David Yates Sep. 14, 2010, 2:11pm

A pair of doctors named in a medical-malpractice lawsuit will soon see their names wiped from the docket, thanks to a recent opinion issued by the Ninth Court of Appeals of Texas.

Two years following the death of their newborn son, Kenneth and Destinie Lewis filed a suit in May 2009 against numerous health care providers, including Dr. Nancy Ngo, a pediatrician, and Dr. Durga Annavajjhala, a neonatologist.

Court papers show the Lewises' son, Ian, died May 11, 2007, from a preventable disease transferred from the mother during birth. An "erroneous mistake" in Destinie's medical record caused her not to receive antibiotics when her membrane ruptured.

Shortly after the suit was filed, Dr. Ngo and Dr.

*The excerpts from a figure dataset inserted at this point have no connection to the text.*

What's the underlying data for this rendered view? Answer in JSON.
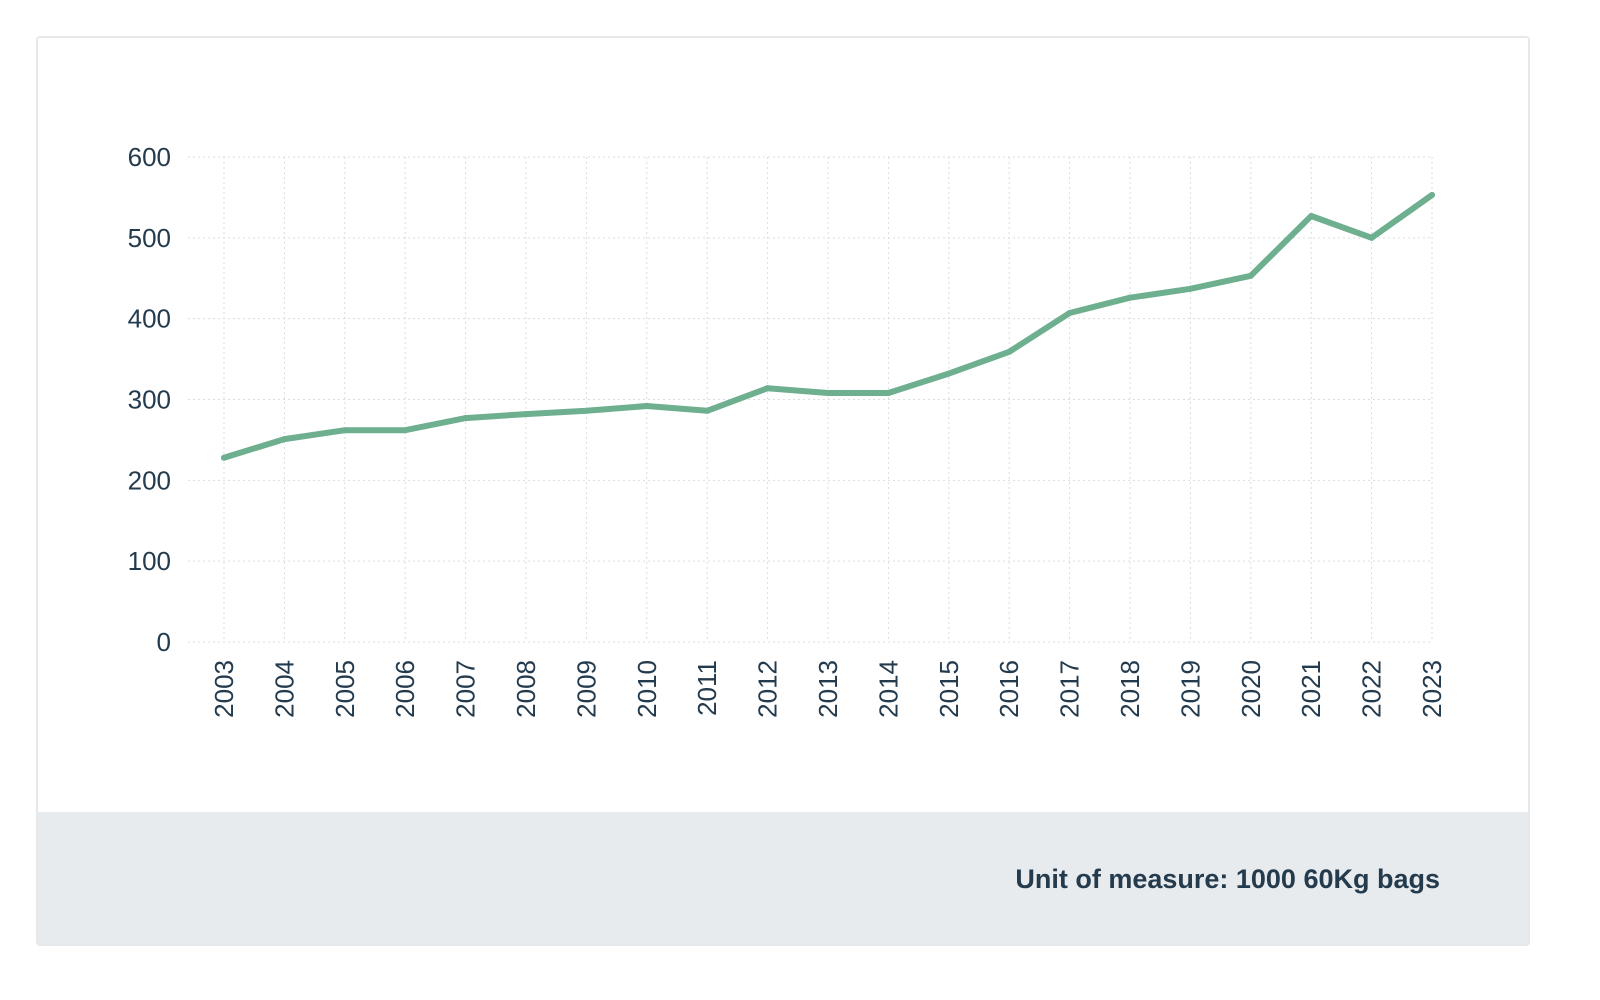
{
  "chart_data": {
    "type": "line",
    "x": [
      "2003",
      "2004",
      "2005",
      "2006",
      "2007",
      "2008",
      "2009",
      "2010",
      "2011",
      "2012",
      "2013",
      "2014",
      "2015",
      "2016",
      "2017",
      "2018",
      "2019",
      "2020",
      "2021",
      "2022",
      "2023"
    ],
    "series": [
      {
        "values": [
          228,
          251,
          262,
          262,
          277,
          282,
          286,
          292,
          286,
          314,
          308,
          308,
          332,
          359,
          407,
          426,
          437,
          453,
          527,
          500,
          553
        ]
      }
    ],
    "ylim": [
      0,
      600
    ],
    "yticks": [
      0,
      100,
      200,
      300,
      400,
      500,
      600
    ],
    "grid": true,
    "line_color": "#6daf8e",
    "text_color": "#243b4e"
  },
  "footer": {
    "unit_text": "Unit of measure: 1000 60Kg bags"
  }
}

Annavajjhala, who were both brought in after the child was born, filed separate motions to dismiss, asserting the couples' expert report failed to comply with section 74.351 of the Texas Civil Practice and Remedies Code.

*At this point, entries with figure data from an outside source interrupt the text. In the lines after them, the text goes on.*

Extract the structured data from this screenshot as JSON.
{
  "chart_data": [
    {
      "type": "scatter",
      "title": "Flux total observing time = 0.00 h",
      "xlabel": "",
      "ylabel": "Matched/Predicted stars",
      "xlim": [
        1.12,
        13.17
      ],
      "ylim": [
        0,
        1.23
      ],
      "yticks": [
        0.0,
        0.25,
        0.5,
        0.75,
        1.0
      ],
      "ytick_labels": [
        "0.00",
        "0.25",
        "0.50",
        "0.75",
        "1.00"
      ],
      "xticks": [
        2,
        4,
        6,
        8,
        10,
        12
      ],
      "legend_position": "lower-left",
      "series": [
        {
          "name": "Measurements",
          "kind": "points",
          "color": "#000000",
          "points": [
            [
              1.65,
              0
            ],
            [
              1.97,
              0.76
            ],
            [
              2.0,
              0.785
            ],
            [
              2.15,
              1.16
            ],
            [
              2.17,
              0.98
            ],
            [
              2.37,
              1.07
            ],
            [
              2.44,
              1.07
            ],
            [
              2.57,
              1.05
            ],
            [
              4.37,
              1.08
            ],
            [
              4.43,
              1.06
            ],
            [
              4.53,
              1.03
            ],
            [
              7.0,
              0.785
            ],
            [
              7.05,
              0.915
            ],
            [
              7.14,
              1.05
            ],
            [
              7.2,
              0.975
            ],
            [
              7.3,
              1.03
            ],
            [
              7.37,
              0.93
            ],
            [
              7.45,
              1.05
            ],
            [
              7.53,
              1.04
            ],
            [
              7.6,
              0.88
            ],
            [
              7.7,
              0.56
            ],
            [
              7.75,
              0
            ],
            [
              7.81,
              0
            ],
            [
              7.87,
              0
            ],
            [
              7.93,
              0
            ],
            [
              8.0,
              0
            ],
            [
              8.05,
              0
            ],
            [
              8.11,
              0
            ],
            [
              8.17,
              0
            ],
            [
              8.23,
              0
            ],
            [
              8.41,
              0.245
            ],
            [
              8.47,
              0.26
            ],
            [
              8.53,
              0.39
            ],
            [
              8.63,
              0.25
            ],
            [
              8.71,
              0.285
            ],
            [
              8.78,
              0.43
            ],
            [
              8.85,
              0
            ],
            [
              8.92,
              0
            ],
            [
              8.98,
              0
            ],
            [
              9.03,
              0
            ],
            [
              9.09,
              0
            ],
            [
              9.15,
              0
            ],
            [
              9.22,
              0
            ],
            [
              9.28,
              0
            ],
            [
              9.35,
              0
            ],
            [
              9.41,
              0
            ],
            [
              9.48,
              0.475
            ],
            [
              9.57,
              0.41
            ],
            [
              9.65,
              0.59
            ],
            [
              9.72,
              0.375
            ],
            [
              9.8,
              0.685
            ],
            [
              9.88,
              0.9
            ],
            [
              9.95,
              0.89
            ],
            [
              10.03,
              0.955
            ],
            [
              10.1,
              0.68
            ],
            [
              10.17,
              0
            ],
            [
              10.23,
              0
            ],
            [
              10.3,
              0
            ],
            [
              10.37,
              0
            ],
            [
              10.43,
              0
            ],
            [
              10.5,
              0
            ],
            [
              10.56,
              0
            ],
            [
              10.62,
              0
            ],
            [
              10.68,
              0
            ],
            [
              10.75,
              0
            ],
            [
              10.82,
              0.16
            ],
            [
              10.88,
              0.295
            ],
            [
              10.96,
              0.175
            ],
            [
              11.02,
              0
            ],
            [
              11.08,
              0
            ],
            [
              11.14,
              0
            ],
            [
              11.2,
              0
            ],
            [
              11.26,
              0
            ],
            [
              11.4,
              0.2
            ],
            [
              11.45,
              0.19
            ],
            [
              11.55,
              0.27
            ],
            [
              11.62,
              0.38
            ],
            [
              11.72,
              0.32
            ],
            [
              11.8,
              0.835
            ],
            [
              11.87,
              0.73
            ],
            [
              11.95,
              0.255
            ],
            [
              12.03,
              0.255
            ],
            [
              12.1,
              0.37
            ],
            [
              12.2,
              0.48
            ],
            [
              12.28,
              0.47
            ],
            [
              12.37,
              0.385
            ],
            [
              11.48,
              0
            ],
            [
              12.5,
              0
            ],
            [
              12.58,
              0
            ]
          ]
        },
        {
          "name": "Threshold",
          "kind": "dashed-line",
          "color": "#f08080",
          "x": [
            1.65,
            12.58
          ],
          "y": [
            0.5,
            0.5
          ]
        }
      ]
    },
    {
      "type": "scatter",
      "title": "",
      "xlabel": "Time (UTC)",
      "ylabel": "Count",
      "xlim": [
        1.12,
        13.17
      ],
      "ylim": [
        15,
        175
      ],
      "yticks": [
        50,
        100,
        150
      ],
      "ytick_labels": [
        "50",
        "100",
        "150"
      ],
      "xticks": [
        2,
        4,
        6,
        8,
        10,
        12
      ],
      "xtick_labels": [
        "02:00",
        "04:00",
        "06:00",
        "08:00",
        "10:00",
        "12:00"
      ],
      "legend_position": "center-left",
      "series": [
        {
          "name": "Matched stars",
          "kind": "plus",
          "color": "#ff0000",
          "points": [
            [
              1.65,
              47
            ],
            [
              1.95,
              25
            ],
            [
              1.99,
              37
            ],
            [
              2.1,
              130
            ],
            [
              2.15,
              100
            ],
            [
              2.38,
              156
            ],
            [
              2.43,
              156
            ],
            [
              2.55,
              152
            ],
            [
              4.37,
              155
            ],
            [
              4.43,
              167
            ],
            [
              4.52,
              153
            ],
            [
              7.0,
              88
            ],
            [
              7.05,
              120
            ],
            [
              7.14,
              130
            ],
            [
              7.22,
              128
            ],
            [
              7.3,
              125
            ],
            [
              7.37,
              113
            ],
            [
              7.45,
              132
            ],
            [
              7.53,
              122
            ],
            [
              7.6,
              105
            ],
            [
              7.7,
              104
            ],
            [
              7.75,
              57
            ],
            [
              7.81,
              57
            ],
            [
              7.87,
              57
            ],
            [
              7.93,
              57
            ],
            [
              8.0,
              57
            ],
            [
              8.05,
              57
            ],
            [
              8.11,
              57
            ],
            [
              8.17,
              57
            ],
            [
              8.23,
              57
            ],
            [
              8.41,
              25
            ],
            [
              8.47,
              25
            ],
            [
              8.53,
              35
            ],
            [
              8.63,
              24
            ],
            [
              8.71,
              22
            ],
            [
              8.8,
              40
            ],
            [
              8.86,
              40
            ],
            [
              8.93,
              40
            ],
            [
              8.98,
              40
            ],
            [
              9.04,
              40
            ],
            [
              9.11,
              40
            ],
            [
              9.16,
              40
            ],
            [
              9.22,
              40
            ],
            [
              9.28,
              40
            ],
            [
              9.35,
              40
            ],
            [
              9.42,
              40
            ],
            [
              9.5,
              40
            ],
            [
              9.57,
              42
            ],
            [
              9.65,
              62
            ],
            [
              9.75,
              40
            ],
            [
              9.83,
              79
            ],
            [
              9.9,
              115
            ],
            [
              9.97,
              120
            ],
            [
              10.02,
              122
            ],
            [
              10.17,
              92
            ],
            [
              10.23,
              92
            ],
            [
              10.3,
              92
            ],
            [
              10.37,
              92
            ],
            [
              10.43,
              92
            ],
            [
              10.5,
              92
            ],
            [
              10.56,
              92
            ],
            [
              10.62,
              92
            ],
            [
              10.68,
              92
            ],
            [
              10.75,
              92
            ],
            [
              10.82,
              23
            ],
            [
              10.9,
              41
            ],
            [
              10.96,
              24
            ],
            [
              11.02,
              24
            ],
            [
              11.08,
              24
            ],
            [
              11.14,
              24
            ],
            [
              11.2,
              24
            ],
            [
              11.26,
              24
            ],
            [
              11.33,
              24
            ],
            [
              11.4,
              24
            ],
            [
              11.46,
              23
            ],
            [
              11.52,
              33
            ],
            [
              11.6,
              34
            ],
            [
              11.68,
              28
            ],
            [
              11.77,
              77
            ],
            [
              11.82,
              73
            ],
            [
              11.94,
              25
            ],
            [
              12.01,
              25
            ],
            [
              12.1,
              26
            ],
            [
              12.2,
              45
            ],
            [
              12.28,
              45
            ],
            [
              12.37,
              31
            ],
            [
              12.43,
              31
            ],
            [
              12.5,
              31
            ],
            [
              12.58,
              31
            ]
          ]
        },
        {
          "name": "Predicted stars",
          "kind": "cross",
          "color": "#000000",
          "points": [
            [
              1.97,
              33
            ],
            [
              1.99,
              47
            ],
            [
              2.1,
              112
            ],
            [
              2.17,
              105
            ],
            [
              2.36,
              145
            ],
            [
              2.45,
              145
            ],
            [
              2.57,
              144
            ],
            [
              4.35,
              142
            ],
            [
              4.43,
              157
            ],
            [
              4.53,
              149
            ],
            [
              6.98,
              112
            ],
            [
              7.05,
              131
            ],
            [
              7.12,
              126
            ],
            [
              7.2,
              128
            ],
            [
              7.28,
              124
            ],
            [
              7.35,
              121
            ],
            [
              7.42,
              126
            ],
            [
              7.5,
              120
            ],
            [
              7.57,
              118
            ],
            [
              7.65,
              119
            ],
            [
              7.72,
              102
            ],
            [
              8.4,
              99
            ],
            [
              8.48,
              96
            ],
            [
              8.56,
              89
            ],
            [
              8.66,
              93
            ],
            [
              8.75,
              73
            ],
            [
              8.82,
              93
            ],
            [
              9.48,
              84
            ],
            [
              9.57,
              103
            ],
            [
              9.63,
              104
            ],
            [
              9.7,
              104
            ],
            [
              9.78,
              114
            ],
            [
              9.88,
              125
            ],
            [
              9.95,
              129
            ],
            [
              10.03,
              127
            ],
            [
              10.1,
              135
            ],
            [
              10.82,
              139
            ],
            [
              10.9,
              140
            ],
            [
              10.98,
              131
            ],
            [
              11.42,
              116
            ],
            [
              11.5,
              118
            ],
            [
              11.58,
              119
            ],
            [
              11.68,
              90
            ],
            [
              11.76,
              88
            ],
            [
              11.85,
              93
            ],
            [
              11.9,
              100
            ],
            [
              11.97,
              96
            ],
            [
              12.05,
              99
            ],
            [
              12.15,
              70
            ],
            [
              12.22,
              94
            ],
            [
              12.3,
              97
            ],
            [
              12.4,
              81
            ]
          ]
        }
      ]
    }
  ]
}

To comply with their obligation under Texas law, the couple had filed an amended report from Dr. Bradley Thach, who holds board certifications in pediatrics and neonatal-perinatal medicine, court papers say.

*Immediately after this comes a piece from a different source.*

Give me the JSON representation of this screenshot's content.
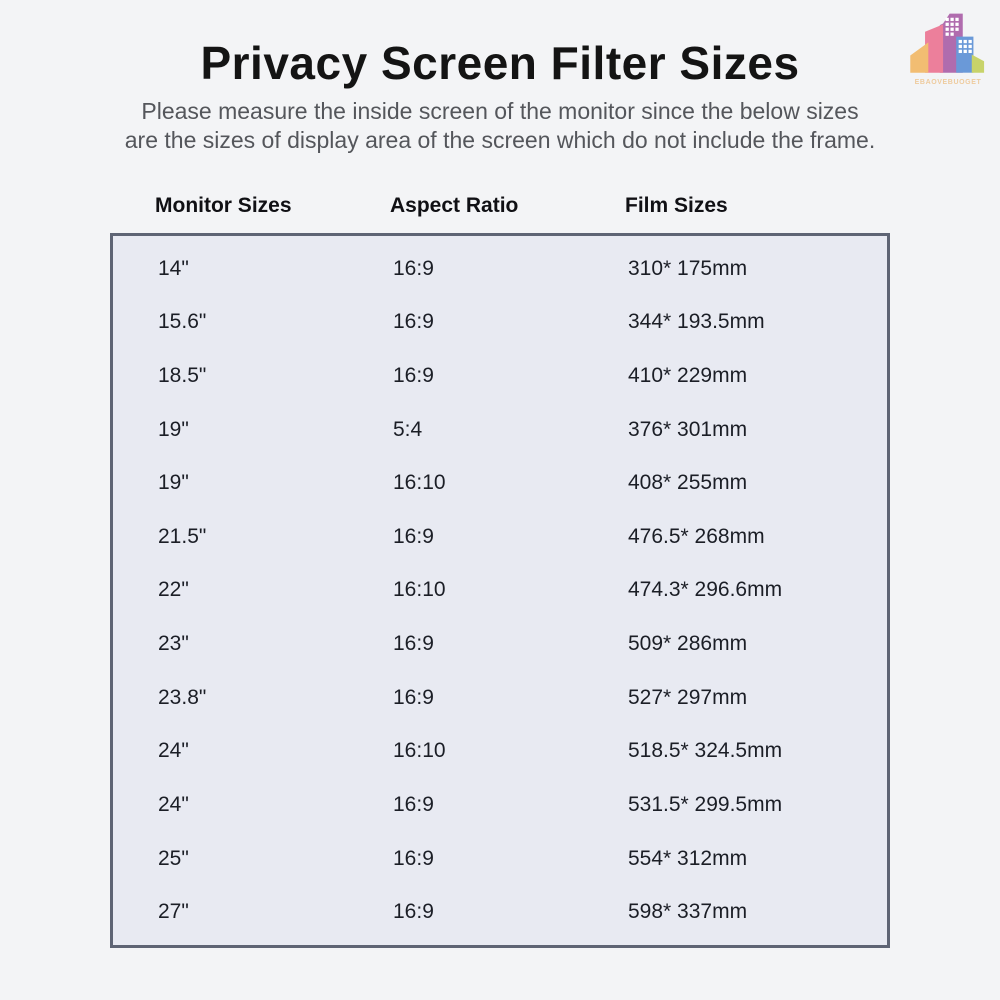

Dr. Ngo and Dr. Annavajjhala maintained in their respective motions to dismiss that their treatment did not result or hasten Ian's death.

Judge Donald Floyd, 172nd District Court, denied both motions. The doctors, claiming the judge erred, filed an appeal on March 25.

On Sept. 9 Ninth Court justices reversed Judge Floyd's order and remanded the case back to his court. Justices instructed him to dismiss the case and award the physicians attorney's fees, court papers say.

"Because the Lewises' expert report does not comply with the requirements of Texas law, we reverse the trial court's order, and we remand the case to the trial court," states the court's memorandum opinion, authored by Justice Hollis Horton.

"Upon its receipt of the case, we instruct the trial court to enter an order dismissing the plaintiffs' claims against Dr. Ngo and Dr. Annavajjhala, and to award reasonable attorneys' fees and taxable court costs."

Justices concluded Judge Floyd erred when he determined that Dr. Thach's report represented a good-faith effort to explain the causal relationship between Dr. Ngo's and Dr. Annavajjhala's acts and omissions and Ian's death, the opinion states.

Justices found that Dr. Thach's report inadequately explained how Ian's death was caused by Dr. Ngo or by Dr. Annavajjhala.


The case arises from complications that occurred during Destinie's pregnancy. Dr. Christopher Serrano, a defendant, was Destinie's obstetrician and delivered her child.

On April 9, 2007, Dr. Serrano ordered prenatal lab tests; one of these tests determined that Destinie was positive for Vaginal Group B Streptococcus (GBS), court papers say.

Dr. Serrano's office erroneously recorded Destinie's GBS test as being negative. On May 2, 2007, Dr. Serrano sent Destinie to the hospital with orders that she be sent straight to Labor and Delivery for PIH labs. Destinie's hospital records include a neonatal admission summary, and it too erroneously reports that Destinie was GBS negative.

On the morning of May 3, 2007, Dr. Serrano induced labor. On the afternoon of May 3, 2007, Dr. Serrano ordered that Destinie's child be delivered by cesarean section. At 5:21 p.m., Dr. Serrano delivered Ian by cesarean section.

He died a week later from complications related to his GBS infection, court papers say.

Dr. Annavajjhala is represented by Houston attorney Marc Calvert.

Dr. Ngo is represented by attorney John R. Shepperd.

The Lewis family is represented in part by Houston attorney Jason Webster of the law firm Matthews and Associates.